Just some other brief mentions from other lectures during the 2 days
- A two year propsective study by an NZ doctor, Stephen Kara, found that less than half (45%) of patients recover within two weeks of injury following a sports related mild TBI. The current consensus statement (5) indicates that by 14 days concussion should be resolved in adults, if it is an individual’s first concussion.
- Dr Mark Fulcher pointed out that Rugby is misattributed to be a sport associated with serious head injuries. It is more likely to be cycling, skateboarding or equestrian.

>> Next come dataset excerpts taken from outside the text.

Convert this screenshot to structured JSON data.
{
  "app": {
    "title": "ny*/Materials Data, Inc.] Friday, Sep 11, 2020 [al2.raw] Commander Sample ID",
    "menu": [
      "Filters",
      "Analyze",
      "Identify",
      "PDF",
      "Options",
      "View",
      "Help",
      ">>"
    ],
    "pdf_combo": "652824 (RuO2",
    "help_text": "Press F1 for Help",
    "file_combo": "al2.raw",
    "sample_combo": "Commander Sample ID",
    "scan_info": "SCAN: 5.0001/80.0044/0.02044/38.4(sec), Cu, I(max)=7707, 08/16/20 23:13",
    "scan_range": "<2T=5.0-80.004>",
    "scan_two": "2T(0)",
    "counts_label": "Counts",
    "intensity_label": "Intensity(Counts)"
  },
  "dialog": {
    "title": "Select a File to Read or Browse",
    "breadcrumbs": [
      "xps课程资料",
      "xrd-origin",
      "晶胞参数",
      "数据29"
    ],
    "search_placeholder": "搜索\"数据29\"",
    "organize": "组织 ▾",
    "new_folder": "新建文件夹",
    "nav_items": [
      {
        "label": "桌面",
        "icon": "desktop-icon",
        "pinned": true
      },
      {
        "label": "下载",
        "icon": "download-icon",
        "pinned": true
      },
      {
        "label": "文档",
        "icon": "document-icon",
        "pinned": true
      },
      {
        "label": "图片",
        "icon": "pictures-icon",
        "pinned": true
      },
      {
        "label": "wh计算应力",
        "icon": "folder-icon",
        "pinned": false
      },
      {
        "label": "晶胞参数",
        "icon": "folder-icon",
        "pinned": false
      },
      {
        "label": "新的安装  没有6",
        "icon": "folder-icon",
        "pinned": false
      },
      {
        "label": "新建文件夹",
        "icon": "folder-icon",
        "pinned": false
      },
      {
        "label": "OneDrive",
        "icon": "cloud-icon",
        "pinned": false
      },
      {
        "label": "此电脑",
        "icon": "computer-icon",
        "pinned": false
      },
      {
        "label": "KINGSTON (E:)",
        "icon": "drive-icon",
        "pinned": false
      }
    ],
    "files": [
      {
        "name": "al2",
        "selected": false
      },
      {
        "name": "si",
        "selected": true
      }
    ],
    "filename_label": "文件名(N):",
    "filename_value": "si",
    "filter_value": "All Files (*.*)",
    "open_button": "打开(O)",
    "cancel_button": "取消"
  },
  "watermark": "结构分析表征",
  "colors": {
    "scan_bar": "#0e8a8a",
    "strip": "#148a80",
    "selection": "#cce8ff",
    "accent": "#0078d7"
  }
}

All of which use helmets as part of the sport.
- Dr Mark Fulcher also stated that the evidence suggests that a player sustaining a concussion is at a higher risk of sustaining any other injury in the body in the subsequent year
- Preliminary data suggests that at 14 days post-concussion if an individual reports symptoms beyond the 14 minute mark on the BCTT it’s unlikely to be attributed to a physiological issue.
- Preliminary data also suggests that at 14 day post-concussion if an individual fails the BCTT between the 4-14 minute mark on the BCTT it is likely to lead to a prolonged recovery.
Apart from gaining knowledge and consolidating my understanding of concussion, I wanted to find out more about the parallels between concussion and persistent musculoskeletal pain. Interestingly, from an ontological and epistemological standpoint, PPCS continues to be treated from a position of symptom resolution compared to persistent MSK pain, which is management. I wonder if this comes down to a classification issue. I have highlighted that it is difficult to identify nuances in PPCS / WAD / Migraine and so I wonder if when WAD and or Migraine become the predominant issues does this then become a management issue. The change in classification of the diagnosis means that concussion as an entity resolves and so do clinicians attribute the success of recovery to their intervention? Whereas when the clinical diagnosis becomes WAD or migraine is this regarded as a persistent pain issue and as such clinician attitudes change and a management approach is recommended?
To sum up it was an interesting 2 days particularly with respect to the parallels between concussion and pain management. I’d like to finish this blog with the Maori Proverb that was shared at the opening of the conference.
Mā te rongo, ka mōhio; mā te mōhio, ka mārama; Mā te mārama, ka mātau; mā te mātau, ka ora.
Through perception, comes awareness; through awareness, comes understanding; Through understanding, comes knowledge; from knowledge comes wellbeing.
Thanks for having a read
Apologies for the lack of referencing, I didn’t have time to look them all up.